Le consentement à l’impôt : baromètre de la démocratie ?

Le vote de la motion de censure à l’Assemblée le mercredi 4 décembre, après le 49.3 visant le projet de loi de finances de la Sécurité sociale (PLFSS), et le vote du projet de loi spéciale au Parlement interroge l’un des essentiels de notre héritage post-révolutionnaire : le consentement à l’impôt. Mais qu’est-ce que c’est ?

Quel rapport entre le vote des projets de loi de finances (PLF) et le consentement, notion d’une actualité brûlante ? Idée révolutionnaire si l’en est, le consentement à l’impôt s’est imposé comme le principe de base pour déterminer la fiscalité des contribuables depuis la Révolution de 1789. Pourtant, la tendance semble s’inverser depuis quelques années. 

Les Lumières, origine du consentement du peuple 

Le consentement à l’impôt est une notion qui date, comme pour beaucoup d’autres principes fondateurs de notre démocratie, de l’époque des Lumières. Avant la Révolution, l’impôt fonctionnait par répartition. Sous l’Ancien Régime, le pouvoir dépensait sans se soucier du montant des recettes. L’État – ou le Roi seul, selon les périodes – répartissait l’impôt sur la base des dépenses de l’année, peu importe leur niveau. Pour assumer les dépenses, la charge fiscale était donc répartie sur les contribuables sans leur consentement.

À partir de la Révolution, les recettes du régime français ont basculé sur un impôt de quotité, soit l’inverse. Depuis 250 ans, le pouvoir exécutif demande d’abord l’accord sur les recettes, actuellement la première partie du PLF, avant de tabler sur les dépenses. En outre, le Parlement est désormais compétent pour consentir, pour la voix du peuple, à l’impôt requis.

Cette notion de consentement est sacralisée à l’article 14 de la Déclaration des droits de l’homme et du citoyen : 

Tous les Citoyens ont le droit de constater, par eux-mêmes ou par leurs représentants, la nécessité de la contribution publique, de la consentir librement d’en suivre l’emploi, et d’en déterminer la quotité, l’assiette, le recouvrement et la durée.”

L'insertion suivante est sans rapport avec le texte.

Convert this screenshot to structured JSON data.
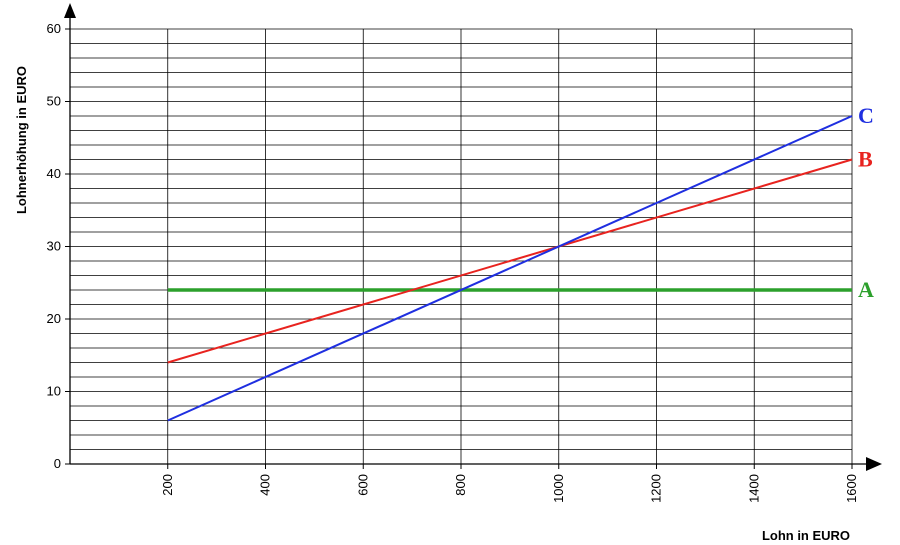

Dans la pensée des Lumières, le consentement à l’impôt était accompagné de la notion de “civisme fiscal”, liant la citoyenneté au sentiment de légitimité de l’impôt : le citoyen consent à l’utilisation de ces deniers par l’État, car il a confiance en son utilisation politique. Au-delà d’un budget et de sa gestion, il s’agit bien de choix politiques (voir notre article sur le sujet).

Le consentement face à la Constitution

Sous la IVème République, le budget n’était pas présenté par le pouvoir exécutif mais directement débattu au Parlement. Ce régime a néanmoins montré ses limites en voyant défiler 24 gouvernements entre 1947 et 1958, faute d’accord au Parlement. La Vème République, instaurée en partie pour mettre fin aux instabilités politiques, n’a pas fait perdurer le débat ouvert du budget dans l’hémicycle.

Pour assurer cette stabilité, la Constitution de 1958, texte fondateur de la Vème République, s’est dotée de plusieurs instruments de choc, dont le plus connu : l’article 49.3. Cet alinéa d’article permet au Gouvernement d’engager sa responsabilité devant le Parlement pour faire passer un texte de loi sans son consentement. 

La révision constitutionnelle de 2008 a toutefois conditionné son utilisation illimitée aux textes budgétaires, afin de pouvoir l’appliquer aux nombreuses parties (recettes et dépenses) les constituant. En effet, le PLF ou le PLFSS sont des textes bien plus longs qu’un projet de loi ordinaire. Ils requièrent donc une vingtaine de 49.3 pour passer en entier, sans le vote du Parlement.

L’engagement de la responsabilité d’un Gouvernement par la voix de son Premier ministre ouvre une seule et unique issue au Parlement pour se faire entendre en cas d’opposition : la motion de censure. C’est ce qu’il s’est passé le mercredi 4 décembre 2024, faisant tomber le gouvernement en place.

Par nature, les votes des textes budgétaires (PLF, PLFSS, projets de loi rectificative ou de fin de gestion) semblent donc constituer le baromètre de la démocratie représentative française, en tant que les outils exceptionnels comme le 49.3 portent très directement atteinte à la notion de consentement à l’impôt, du peuple par la voix de ses représentants élus.